The Autobiography of
Joseph Stalin
A Novel
Richard Lourie
(Counterpoint)
It is difficult, sometimes impossible, to figure out why the Stalins and Pol Pots and Hitlers and Tamerlaines are so obsessed with ruining whole peoples with such absurd cruelty. (They say that the wailing of newly-widowed wives and mothers was music to Tamerlain's ears.) Lourie tries to figure it out --- and almost succeeds, as much as one can when faced with such unmitigated, startling evil. It is a hell of a good novel --- disguised as pure autobiography.


The
Cockroach
Papers
A Compendium of
History and Lore

Richard Schweid
(Four Walls Eight Windows)
The Cockroach Papers is chock-a-block full of all sorts of ghoulish information.
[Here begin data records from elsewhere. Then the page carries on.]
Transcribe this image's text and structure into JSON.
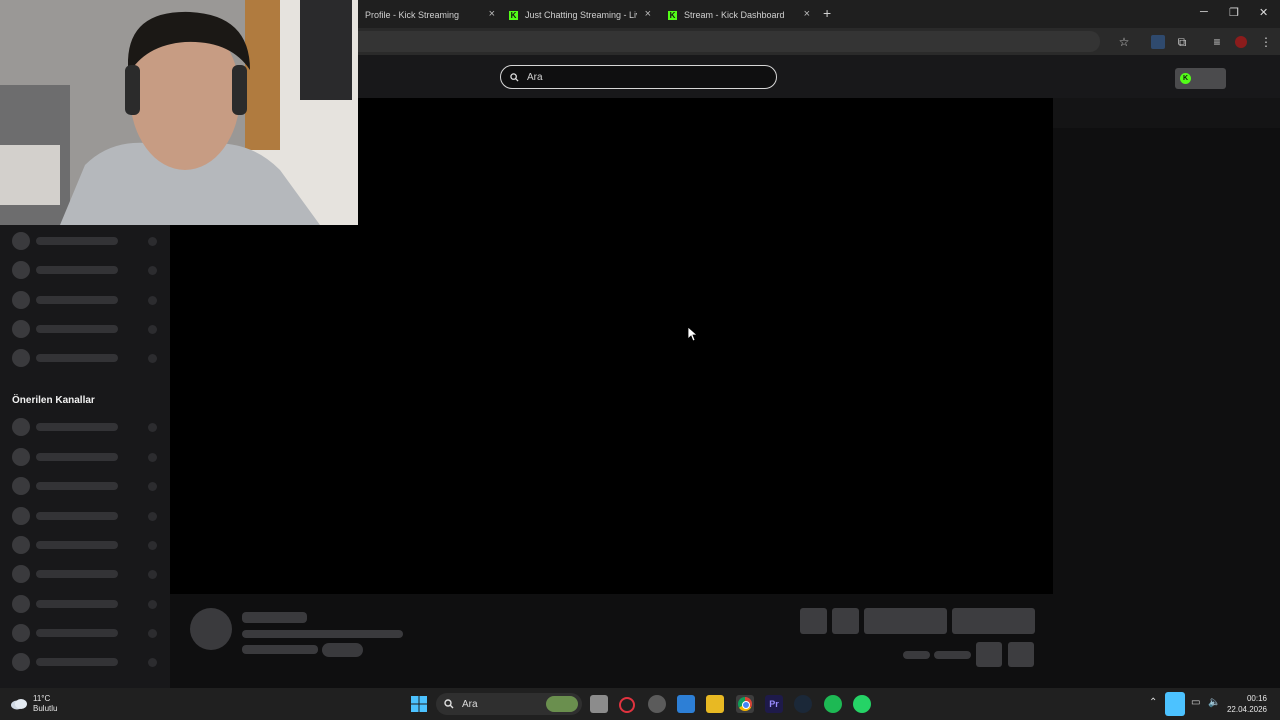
{
  "browser": {
    "tabs": [
      {
        "title": "Profile - Kick Streaming",
        "close": "×"
      },
      {
        "title": "Just Chatting Streaming - Live",
        "close": "×"
      },
      {
        "title": "Stream - Kick Dashboard",
        "close": "×"
      }
    ],
    "new_tab": "+",
    "window_controls": {
      "minimize": "─",
      "restore": "❐",
      "close": "✕"
    }
  },
  "site": {
    "search_placeholder": "Ara"
  },
  "sidebar": {
    "recommended_heading": "Önerilen Kanallar"
  },
  "taskbar": {
    "weather_temp": "11°C",
    "weather_desc": "Bulutlu",
    "search_placeholder": "Ara",
    "time": "00:16",
    "date": "22.04.2026"
  },
  "colors": {
    "brand_green": "#53fc18",
    "player_bg": "#000000",
    "skeleton": "#3a3a3d"
  }
}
It is also mixed with tales of Schweid's personal journeys, here and there, with and without roaches. He has researched his subject well, and while he didn't make these miserable pests more loveable, at least he is making them more interesting.


Beatus of Liebana
Codex of the Monastery
Of San Andres de Arroyo

(M. Moleiro, Aptdo F. D. 179,
08080 Barcelona SPAIN)
Well, it may cost an arm and a leg, may even break your arm when you pick it up, but it is so glorious, printed with such care and affection that you will want to remove and frame the different pages, line the walls with them. The paper by the way, is handmade, and Editor M. Moleiro says it is "designed to match the same thickness, touch and smell of the original...using the same techniques as those used in the 13th Century." Limited edition of 987 copies. It arrives packaged in its own carefully wrought heavy wooden box. Wow.